Wholesale prices can show even greater variation, sometimes going negative and sometimes spiking extremely high.

Are there any studies that have provided the value of ancillary services?

There are extensive markets for these services in different ISO territories. If the value for a particular service is high, companies will compete to provide that service at a lower cost. Storage and flexible loads are both seen as being able to provide regulation services in the lucrative PJM market, but if all of the planned projects get built this market will be saturated. Still, the demand for certain services may increase with additional variable generation such as wind and solar.

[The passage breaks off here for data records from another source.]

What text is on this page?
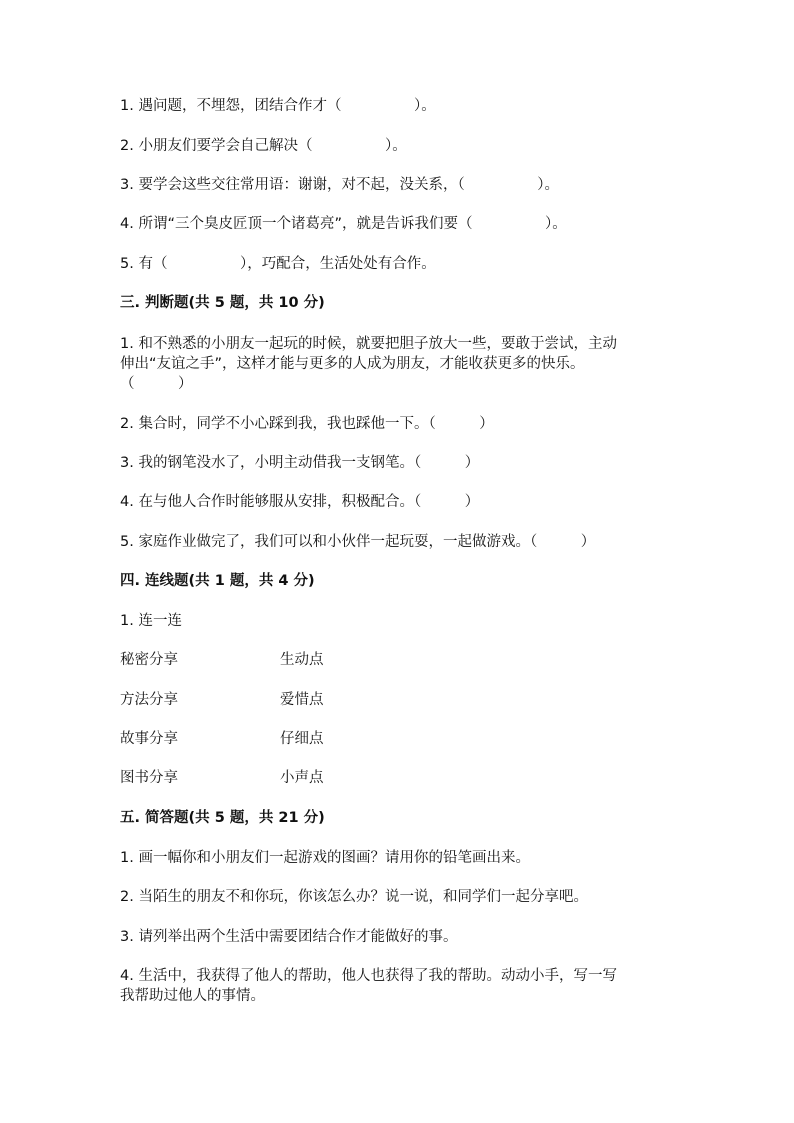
1. 遇问题，不埋怨，团结合作才（　　　　　）。
2. 小朋友们要学会自己解决（　　　　　）。
3. 要学会这些交往常用语：谢谢，对不起，没关系，（　　　　　）。
4. 所谓“三个臭皮匠顶一个诸葛亮”，就是告诉我们要（　　　　　）。
5. 有（　　　　　），巧配合，生活处处有合作。
三. 判断题(共 5 题，共 10 分)
1. 和不熟悉的小朋友一起玩的时候，就要把胆子放大一些，要敢于尝试，主动
伸出“友谊之手”，这样才能与更多的人成为朋友，才能收获更多的快乐。
（　　　）
2. 集合时，同学不小心踩到我，我也踩他一下。（　　　）
3. 我的钢笔没水了，小明主动借我一支钢笔。（　　　）
4. 在与他人合作时能够服从安排，积极配合。（　　　）
5. 家庭作业做完了，我们可以和小伙伴一起玩耍，一起做游戏。（　　　）
四. 连线题(共 1 题，共 4 分)
1. 连一连
秘密分享	生动点
方法分享	爱惜点
故事分享	仔细点
图书分享	小声点
五. 简答题(共 5 题，共 21 分)
1. 画一幅你和小朋友们一起游戏的图画？请用你的铅笔画出来。
2. 当陌生的朋友不和你玩，你该怎么办？说一说，和同学们一起分享吧。
3. 请列举出两个生活中需要团结合作才能做好的事。
4. 生活中，我获得了他人的帮助，他人也获得了我的帮助。动动小手，写一写
我帮助过他人的事情。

E3’s report for the California Electric Transportation Coalition identified the value of several grid benefits of EVs, including grid integration of variable renewables. Willett Kempton of the University of Delaware has done extensive work in this area. The National Renewable Energy Laboratory has looked at the value of EVs to the grid. The Rocky Mountain Institute has a series of papers examining the value of ancillary services provided by flexible loads or battery storage. Many other examples exist. It is important to keep in mind that the value of ancillary services changes as new market entrants compete to provide those services at lower cost.